I think the contents of this circular meet the requirements of R v. Gidado and other similar cases.

In the case on hand, PW3 the interpreter testified. But other than to say he acted as the interpreter between the appellant and PW6, he was silent on the questions he put to the appellant and in what language, and the latter’s answers. To make matters worse he was also the interpreter between the appellant and DSP. Tavero before whom the appellant confirmed Exhibit A. In my respectful view more details are required of PW3’s evidence to make Exhibit A admissible in law. The conclusion I reach is that the statement ought not to have been admitted in evidence. I reject it in evidence and expunge it from the record.

This, however, is not the end of the matter. Section 227(1) of the Evidence Act provides:

“227. (1) The wrongful admission of evidence shall not of itself be a ground for the reversal of any decision in any case, where it shall appear to the court on appeal that the evidence so admitted cannot reasonably be held to have affected the decision and that such decision would have been the same if such evidence had not been admitted.”

The question arises: Is there any evidence apart from Exhibit A to sustain the verdict of guilt of the appellant There is the evidence of PW1 which the learned trial Judge accepted. There is also evidence that items stolen from the house of the deceased on that fateful night were subsequently found in the appellant’s house during a search conducted by the Police in his presence. These two taken together are adequate to sustain the verdict of guilt entered against the appellant. The conclusion I reach on the admissibility of Exh. A is, therefore, of little comfort to the appellant. The wrongful admission of the statement has not occasioned any miscarriage of justice.
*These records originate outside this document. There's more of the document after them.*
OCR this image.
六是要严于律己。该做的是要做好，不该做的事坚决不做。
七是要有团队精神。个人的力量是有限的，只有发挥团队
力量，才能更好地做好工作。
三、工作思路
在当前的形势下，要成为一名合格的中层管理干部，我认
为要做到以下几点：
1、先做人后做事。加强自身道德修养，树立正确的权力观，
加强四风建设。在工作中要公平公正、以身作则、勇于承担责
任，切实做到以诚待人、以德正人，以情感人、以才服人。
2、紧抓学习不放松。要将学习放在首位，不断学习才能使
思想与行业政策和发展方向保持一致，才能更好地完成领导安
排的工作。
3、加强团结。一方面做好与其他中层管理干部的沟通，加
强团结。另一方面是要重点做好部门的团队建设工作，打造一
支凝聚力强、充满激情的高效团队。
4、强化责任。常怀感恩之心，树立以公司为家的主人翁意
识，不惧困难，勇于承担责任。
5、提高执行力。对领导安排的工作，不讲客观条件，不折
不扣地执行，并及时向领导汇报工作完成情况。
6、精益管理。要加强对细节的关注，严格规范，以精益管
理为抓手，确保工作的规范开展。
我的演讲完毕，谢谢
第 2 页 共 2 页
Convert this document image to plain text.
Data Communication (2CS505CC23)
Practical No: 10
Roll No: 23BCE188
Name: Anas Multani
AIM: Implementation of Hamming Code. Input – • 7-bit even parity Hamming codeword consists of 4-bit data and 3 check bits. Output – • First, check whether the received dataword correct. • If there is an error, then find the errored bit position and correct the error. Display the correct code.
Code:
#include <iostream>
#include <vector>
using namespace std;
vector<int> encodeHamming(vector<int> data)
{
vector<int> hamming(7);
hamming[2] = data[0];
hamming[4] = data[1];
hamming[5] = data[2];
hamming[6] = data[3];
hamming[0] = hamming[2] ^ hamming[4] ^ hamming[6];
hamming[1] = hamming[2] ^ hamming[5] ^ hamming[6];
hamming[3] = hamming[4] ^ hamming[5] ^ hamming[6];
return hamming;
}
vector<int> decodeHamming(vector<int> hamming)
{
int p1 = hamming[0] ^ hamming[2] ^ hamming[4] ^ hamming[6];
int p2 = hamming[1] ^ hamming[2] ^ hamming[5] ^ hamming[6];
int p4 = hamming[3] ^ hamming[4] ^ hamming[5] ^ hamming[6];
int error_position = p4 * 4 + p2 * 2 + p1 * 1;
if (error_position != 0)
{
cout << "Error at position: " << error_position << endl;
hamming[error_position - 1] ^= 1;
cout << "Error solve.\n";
Learned counsel for the appellant has also made submissions on two other issues, namely non-consideration of appellant’s defence and PW1 was a tainted witness. I have examined his submissions on these issues and I find no merit in them. The learned trial Judge disbelieved the evidence of the appellant. I have no reason to disagree with the court below when it affirmed the trial court. Both courts also found, and quite rightly, in my respectful view, that PW1 was not a tainted witness. In Ishola v. The State (1978) 9-10 SC 81 at p.100, this court, per Idigbe JSC, admonished –

“We think it is proper to confine this category of witness (i.e. ‘tainted’) to one who is either an ‘accomplice’ or, by the evidence he gives, (whether as witness for the prosecution or defence) may and could be regarded as having some purpose of his own to serve”.

See also Mailayi v. The State(1968) All NLR 116at 123 where this court, per Coker JSC observed:

“Recently there has been a tendency among criminal lawyers to create a category of ‘tainted’ witnesses but as counsel for the appellants did not dilate on this, we do not think that a close consideration of that issue arises in the present case. We however observe that the expression ‘tainted’ is very loose and if its application is not kept within proper bounds a great deal of confusion will be unleashed into an area of evidence which even now is fraught with difficulties.”

We have not been told what purpose of her own PW1 had to serve in the evidence she gave. It was eye witness account of an incident that took place in her presence and of which she was a victim. Would the facts that her husband was killed and she too sustained serious injuries make her a tainted witness when she gave an account of what happened I rather think not.

From all I have been saying above, I find no merit in this appeal which is accordingly dismissed. I affirm the conviction for murder and the sentence of death imposed on the appellant.